In spite of all the shortcomings, the system has not lost for almost a year, which may indicate the right direction.
It is possible to train a 2. model on top of the first, on the same features. However, it will just correct Equity entries, i.e. it will prohibit/allow trades. At least there won't be unnecessary trades.
It is possible to train a 2. model on top of the first one, using the same features. But only it will just correct entrances by equity, i.e. it will prohibit/allow trading. At least there would not be unnecessary trades.
Or something like a portfolio of system-lists with sliding recalculation.
It is possible to train a 2. model on top of the first one, using the same features. But only it will simply correct entrances by equity, i.e. it will prohibit/allow trading. At least there won't be unnecessary trades.
I do not quite understand how you suggest changing the target - now I already have 3 targets - buy/sell/don't trade. And, I select sheets to buy / sell, and then to each such sheet looking for a filter of sheets "do not trade", as much as 3 pieces (for some it is enough for some it is not enough - conducted the tests). After results of these pairs - activation leaf + filter leaf, I built a tree based on the final signal, which took into account responses of all leaves and their mutual exclusion, i.e. I obtained an additional filter.
Here is the tree
I want to try model on CB instead of tree, maybe there generalization of all used leaves will be better, though accuracy here also increases on 1%, that certainly is not much, but the result is positive.
I don't quite understand how you propose to change the target - now, in fact, I already have 3 targets - buy/sell/don't trade. And, I select buy/sell sheets, and then for each of these sheets I look for a filter of "do not trade" sheets, as many as 3 pieces (for some this is enough for some, for some not enough - I conducted tests). After results of these pairs - activation leaf + filter leaf, I built a tree based on the final signal, which took into account responses of all leaves and their mutual exclusion, i.e. I obtained an additional filter.
Here is the tree
I want to try model on CB instead of tree, maybe there generalization of all used leaves will be better.

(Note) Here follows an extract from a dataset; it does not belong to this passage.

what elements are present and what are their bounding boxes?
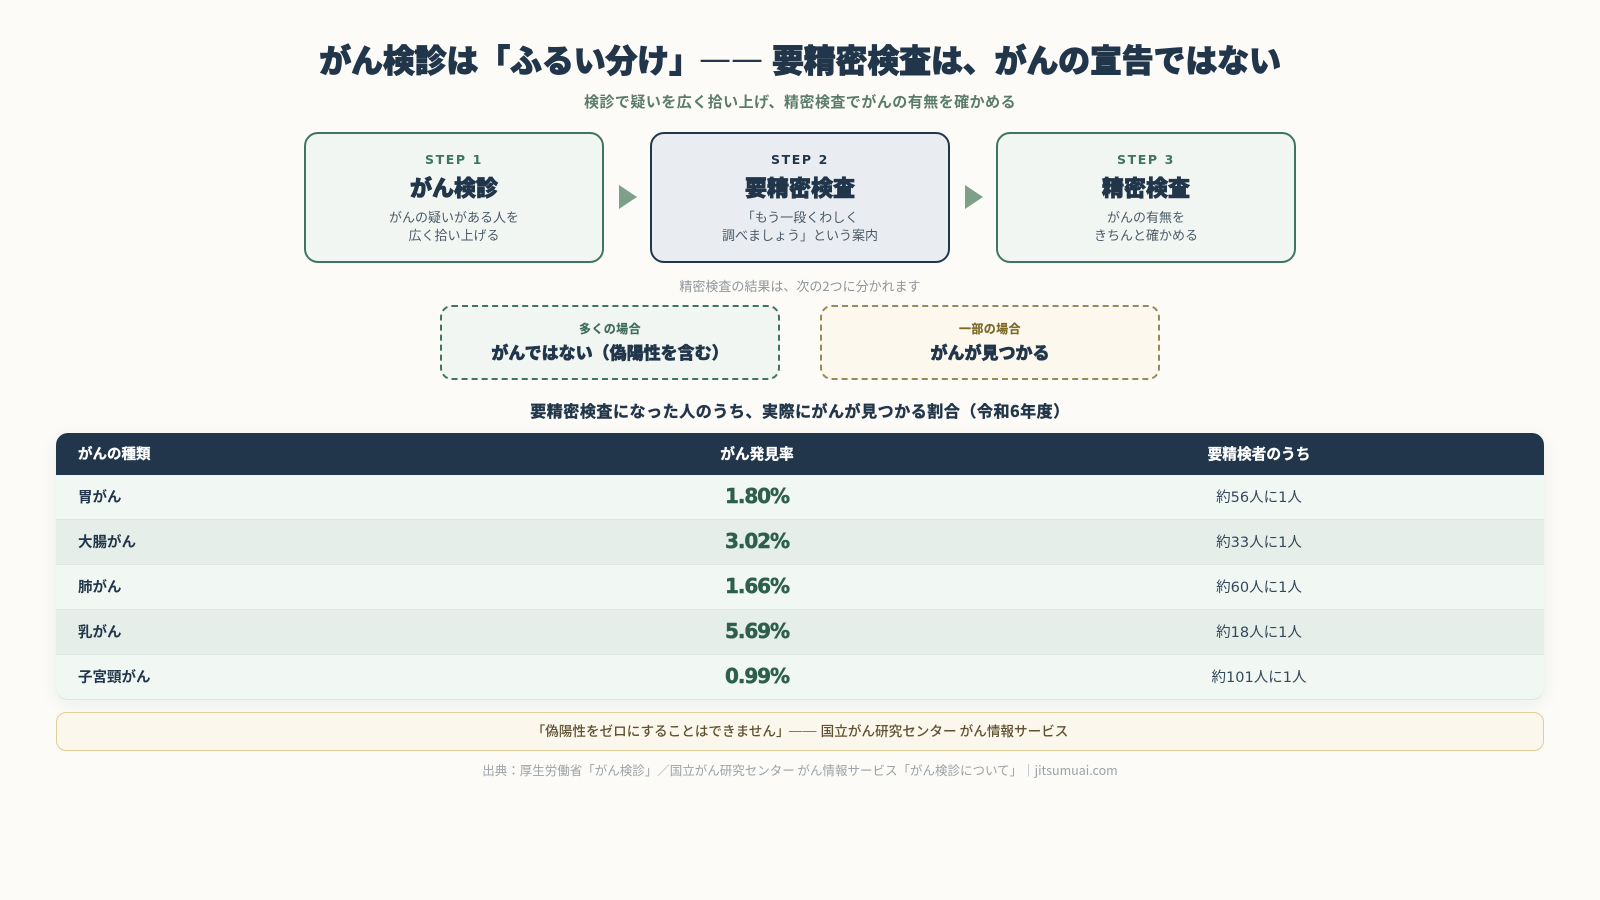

Well, you should start with the theory. For example, what is the point of selecting models separately for sale and for purchase?
Everything that is not for buying - is for selling, and vice versa. That is why we need the usual binary classifier. Further, if we do it that way, why do we need a separate "do not trade" class when you can simply filter entries via a higher threshold. The "do not trade" class can be given excessive weight by the model, due to which the model error will decrease, and the predictive (generalizing) ability, in general, will fall.
The point of the second model is that the 1st model will have errors of the 1st and 2nd kind - false positive and false negative. We are interested in removing them. For this purpose you feed the same features to the input of the 2nd model and the output of the first model, where 0 - trade was profitable, 1 - trade was unprofitable. Train the second classifier and trade only when it shows 0, i.e. filters the signals of the 1st model. Loss trades will almost disappear on the tray, you have to test it on the test - that's one.
It is possible to train the second model not only on the tray, but also to capture the CB, then it will correct trades on the new data - this is two. And then the tests.
You can break the sample into fouls, and teach the model in checkerboard order, through certain chunks. For example, 5 fouls. The first model is trained at once on 1,3,4 fouls. The second corrective model at 2,5. This would still improve the generalization.